Terry's Cellar said...
Djin, Great point since biopsy only samples a small part of the prostate. No doubt that surgical pathology provides some additional and valuable information about the tissue that was removed. Unfortunately it doesn’t provide any guarantee about what was left behind. Far too many men have experienced failed prostatectomy even after the margins and lymph nodes appeared ‘clean’. The question becomes one of weighing the value of surgical pathology against the risks of having surgery. I believe far too many men choose surgery when radiation treatments would be a better choice. BPH issues become another factor in the choice of treatment.
Fortunately, most men have a choice between two treatment paths and two men with identical PCa statuses can make differing choices and be happy. All I campaign for is an informed decisions based on one's specific status. Neither option will catch the case where distant micrometastases have gone undetected, probably long before diagnosis. RT has the advantage that it can treat micrometastases in regional nodes from the outset, whereas with RP you wait for BCR unless there is persistent PSA and.or the path report's adverse findings consel adjuvant. PSA-a blunt tool at diagnosis--after surgery becomes an exquisite metric
However, I came to this from the smaller cohort of very high-risk men. I had no guarantees that my primary treatment would end at surgery, a point my uro/surgeon made clear to me when we were discussing treatment options. However, my post op path report (and Decipher test) showed me that high-dose RT plus two years of ADT--the upfront alternative to RP after my G10 (5+5) biopsy--would most likely have been overtreatment for me. Of course, it remains to be seen how I will fare in the coming years, but the same would hold true after a successful RT+ADT choice). This is why I emphasize the importance of one's diagnostic status. Many men with similar diagnoses do not have my outcome: they will need RT +/- ADT after surgery.

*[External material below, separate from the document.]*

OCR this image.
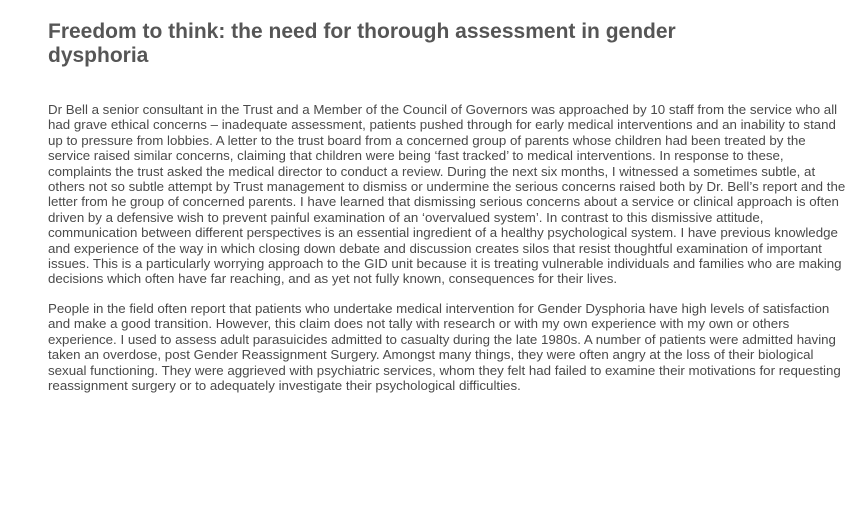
Freedom to think: the need for thorough assessment in gender dysphoria

Dr Bell a senior consultant in the Trust and a Member of the Council of Governors was approached by 10 staff from the service who all had grave ethical concerns – inadequate assessment, patients pushed through for early medical interventions and an inability to stand up to pressure from lobbies. A letter to the trust board from a concerned group of parents whose children had been treated by the service raised similar concerns, claiming that children were being ‘fast tracked’ to medical interventions. In response to these, complaints the trust asked the medical director to conduct a review. During the next six months, I witnessed a sometimes subtle, at others not so subtle attempt by Trust management to dismiss or undermine the serious concerns raised both by Dr. Bell’s report and the letter from he group of concerned parents. I have learned that dismissing serious concerns about a service or clinical approach is often driven by a defensive wish to prevent painful examination of an ‘overvalued system’. In contrast to this dismissive attitude, communication between different perspectives is an essential ingredient of a healthy psychological system. I have previous knowledge and experience of the way in which closing down debate and discussion creates silos that resist thoughtful examination of important issues. This is a particularly worrying approach to the GID unit because it is treating vulnerable individuals and families who are making decisions which often have far reaching, and as yet not fully known, consequences for their lives.

People in the field often report that patients who undertake medical intervention for Gender Dysphoria have high levels of satisfaction and make a good transition. However, this claim does not tally with research or with my own experience with my own or others experience. I used to assess adult parasuicides admitted to casualty during the late 1980s. A number of patients were admitted having taken an overdose, post Gender Reassignment Surgery. Amongst many things, they were often angry at the loss of their biological sexual functioning. They were aggrieved with psychiatric services, whom they felt had failed to examine their motivations for requesting reassignment surgery or to adequately investigate their psychological difficulties.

My history of BPH and evidence in favor of having caught my cancer early weighed heavily in my decision for surgery. I would have paid a pretty penny to have known at the time of my TURP that I would be diagnosed with PCa a few years later: one surgery with a chance to cure both conditions with the luxury of a crystal ball. (At the time of my RP, my prostate had grown back about
half of the 60 g removed at my TURP; BTW, many men need a repeat treatment for BPH).